Ukuran berat dan besar serta bentuknya  yang sering mengalami perubahan diperkirakan  ada kaitannya dengan permasalahan transportasi saat membawanya kemana-mana pada saat itu yang hanya menggunakan tenaga manusia. Sementara tempat pertunjukannya tidak lagi hanya di kampung setempat, tetapi jauh ke kampung-kampung lainnya dalam Wikayah Kerajaan Pasee.

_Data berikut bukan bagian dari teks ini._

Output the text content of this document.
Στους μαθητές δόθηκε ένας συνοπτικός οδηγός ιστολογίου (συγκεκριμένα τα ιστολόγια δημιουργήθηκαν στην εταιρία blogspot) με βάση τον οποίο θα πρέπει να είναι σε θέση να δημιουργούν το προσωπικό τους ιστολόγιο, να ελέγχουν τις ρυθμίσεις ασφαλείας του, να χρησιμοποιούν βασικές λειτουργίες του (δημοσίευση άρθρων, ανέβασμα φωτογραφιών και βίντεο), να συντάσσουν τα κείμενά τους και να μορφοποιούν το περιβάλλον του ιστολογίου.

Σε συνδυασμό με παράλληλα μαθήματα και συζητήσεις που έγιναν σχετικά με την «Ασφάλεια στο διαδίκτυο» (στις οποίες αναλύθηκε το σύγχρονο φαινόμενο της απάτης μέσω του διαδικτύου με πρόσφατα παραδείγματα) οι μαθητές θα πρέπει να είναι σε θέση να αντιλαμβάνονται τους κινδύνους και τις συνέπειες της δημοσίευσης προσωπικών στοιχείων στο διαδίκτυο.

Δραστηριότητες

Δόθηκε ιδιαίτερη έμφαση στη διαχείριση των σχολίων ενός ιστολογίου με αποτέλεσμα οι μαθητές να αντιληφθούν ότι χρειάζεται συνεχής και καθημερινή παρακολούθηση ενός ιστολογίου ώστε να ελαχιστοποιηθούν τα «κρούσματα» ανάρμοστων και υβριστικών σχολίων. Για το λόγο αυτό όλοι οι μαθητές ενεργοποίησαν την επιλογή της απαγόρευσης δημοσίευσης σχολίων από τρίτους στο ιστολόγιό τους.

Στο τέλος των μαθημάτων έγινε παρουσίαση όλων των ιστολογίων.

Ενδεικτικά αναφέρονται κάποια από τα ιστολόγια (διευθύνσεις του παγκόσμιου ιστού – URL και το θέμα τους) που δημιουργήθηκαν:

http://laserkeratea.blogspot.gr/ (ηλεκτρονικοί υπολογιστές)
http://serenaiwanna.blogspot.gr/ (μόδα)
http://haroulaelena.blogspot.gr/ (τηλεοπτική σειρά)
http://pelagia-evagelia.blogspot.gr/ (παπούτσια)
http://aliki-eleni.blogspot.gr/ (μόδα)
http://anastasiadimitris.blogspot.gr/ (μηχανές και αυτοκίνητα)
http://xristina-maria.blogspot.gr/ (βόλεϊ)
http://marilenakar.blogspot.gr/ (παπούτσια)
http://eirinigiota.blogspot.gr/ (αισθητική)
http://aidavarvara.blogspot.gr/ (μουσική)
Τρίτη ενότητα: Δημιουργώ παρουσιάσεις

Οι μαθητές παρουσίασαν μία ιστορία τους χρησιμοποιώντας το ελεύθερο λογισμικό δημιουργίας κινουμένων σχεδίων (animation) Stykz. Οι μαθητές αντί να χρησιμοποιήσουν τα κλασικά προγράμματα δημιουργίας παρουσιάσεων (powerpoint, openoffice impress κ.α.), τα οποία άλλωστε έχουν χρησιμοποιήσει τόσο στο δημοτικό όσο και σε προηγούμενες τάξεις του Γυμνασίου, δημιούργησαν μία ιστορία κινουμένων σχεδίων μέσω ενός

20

Seiring dengan semakin berkembangnya Islam ke seluruh Wilayah di Sumatera (belum disebut Aceh pada saat itu) kesenian rapa’i pun ikut dikembangkan oleh para Penyi’ar Islam. Tetapi bentuk model rapa’I tidak dibawa  dari yang telah berkembang di Pasee, namun para penyi’ar islam tersebut lebih menyesuaikan dengan budaya masyarakat setempat. Sehingga Namanya ada yang disebut rapa’I grimpheng, rapa’I pulot, rapa’I daboh, rapa’I geleng, rapa’I pulo, rapa’I lipek dan lainnya sebagainya. Sehinngga oleh para tamu yang berkunjung ke Pasee, saat melihat ada jenis rapa’i yang berukuran sangat besar dari yang biasa dilihatnya, mereka menyebutnya rapa’i Pasee.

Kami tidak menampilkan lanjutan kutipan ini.